Требования эти не выдерживают никакой критики и могли иметь смысл только как попытки испортить реформу. Сделать хотя бы один шаг в смысле этих требований значило бы повергнуть наше учебное дело в состояние безнадежное, в совершеннейший хаос. Тем не менее агитация, происходившая в Петербурге во время обсуждения проектов министра народного просвещения в Государственном совете, была так сильна, что многие защитники реформы чувствовали себя вынужденными помышлять о разных сделках с ее противниками.
Но то, что было направлено во вред делу, обратилось в пользу ему. Враждебная реформе агитация успела произвести разногласие между членами Государственного совета, но именно этим самым повела она к торжественному изъявлению непоколебимой воли Державного Преобразователя. Как отмена крепостного права была по преимуществу личным делом Государя Императора, так становится Его личным делом этот акт возрождения русской народности, поставляющий ее в условия образования, равные с самыми цивилизованными народами мipa. В «Правительственном Вестнике» обнародовано:
Государь Император, удостоив Собственноручного утверждения проекты изменений и дополнения в уставе гимназий и прогимназий, Высочайше утвержденном 19 ноября 1864 года, а также штатов сих заведений, в разрешение возникшего при обсуждении сих проектов в общем собрании Государственного совета разногласия, Высочайше повелеть соизволил:
1. Не допускать согласно с ныне действующими постановлениями окончивших курс в реальных училищах ни в один из факультетов университетов.
2. Не прекращать существующих классических гимназий в реальные училища.
Этими немногими словами решены судьбы русского просвещения. Сомнениям, вопросам и колебаниям положен предел.
Благим знамением для реформы было то, что в обсуждении ее от начала до конца принимал постоянное участие Наследник Престола и что ходом дела заботливо руководил Августейший Председатель Государственного совета.
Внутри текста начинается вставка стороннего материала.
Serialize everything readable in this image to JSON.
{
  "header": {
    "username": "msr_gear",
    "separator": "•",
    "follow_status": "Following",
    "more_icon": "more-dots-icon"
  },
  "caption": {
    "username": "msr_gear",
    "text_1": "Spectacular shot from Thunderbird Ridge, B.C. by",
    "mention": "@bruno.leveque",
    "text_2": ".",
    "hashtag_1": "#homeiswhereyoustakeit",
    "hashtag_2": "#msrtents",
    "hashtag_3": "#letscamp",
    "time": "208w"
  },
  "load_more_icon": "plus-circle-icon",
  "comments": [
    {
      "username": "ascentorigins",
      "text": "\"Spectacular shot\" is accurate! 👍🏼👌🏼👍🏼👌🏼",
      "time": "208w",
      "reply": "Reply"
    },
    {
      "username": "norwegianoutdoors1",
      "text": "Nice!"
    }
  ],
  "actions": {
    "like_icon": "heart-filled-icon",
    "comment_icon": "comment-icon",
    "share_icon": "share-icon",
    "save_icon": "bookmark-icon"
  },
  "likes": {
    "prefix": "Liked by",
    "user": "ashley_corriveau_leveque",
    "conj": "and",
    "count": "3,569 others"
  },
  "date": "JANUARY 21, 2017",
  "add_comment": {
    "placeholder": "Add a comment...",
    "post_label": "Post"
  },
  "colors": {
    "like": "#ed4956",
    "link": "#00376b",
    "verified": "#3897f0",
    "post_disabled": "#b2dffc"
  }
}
Участие Их Высочеств могущественно оградило это святое дело от всяких уступок и сделок и соблюло во всей чистоте его начала; оно же становится залогом прочности и дальнейшего развития реформы, от успеха которой зависят судьбы нашего народа.
Не нам воздавать хвалу за это великое дело обновления и созидания: ее воздаст история, ее воздаст каждый успех русской мысли, ее воздадут благословения потомства.
Впервые опубликовано: Московские ведомости. 1871. 4 июля. № 144.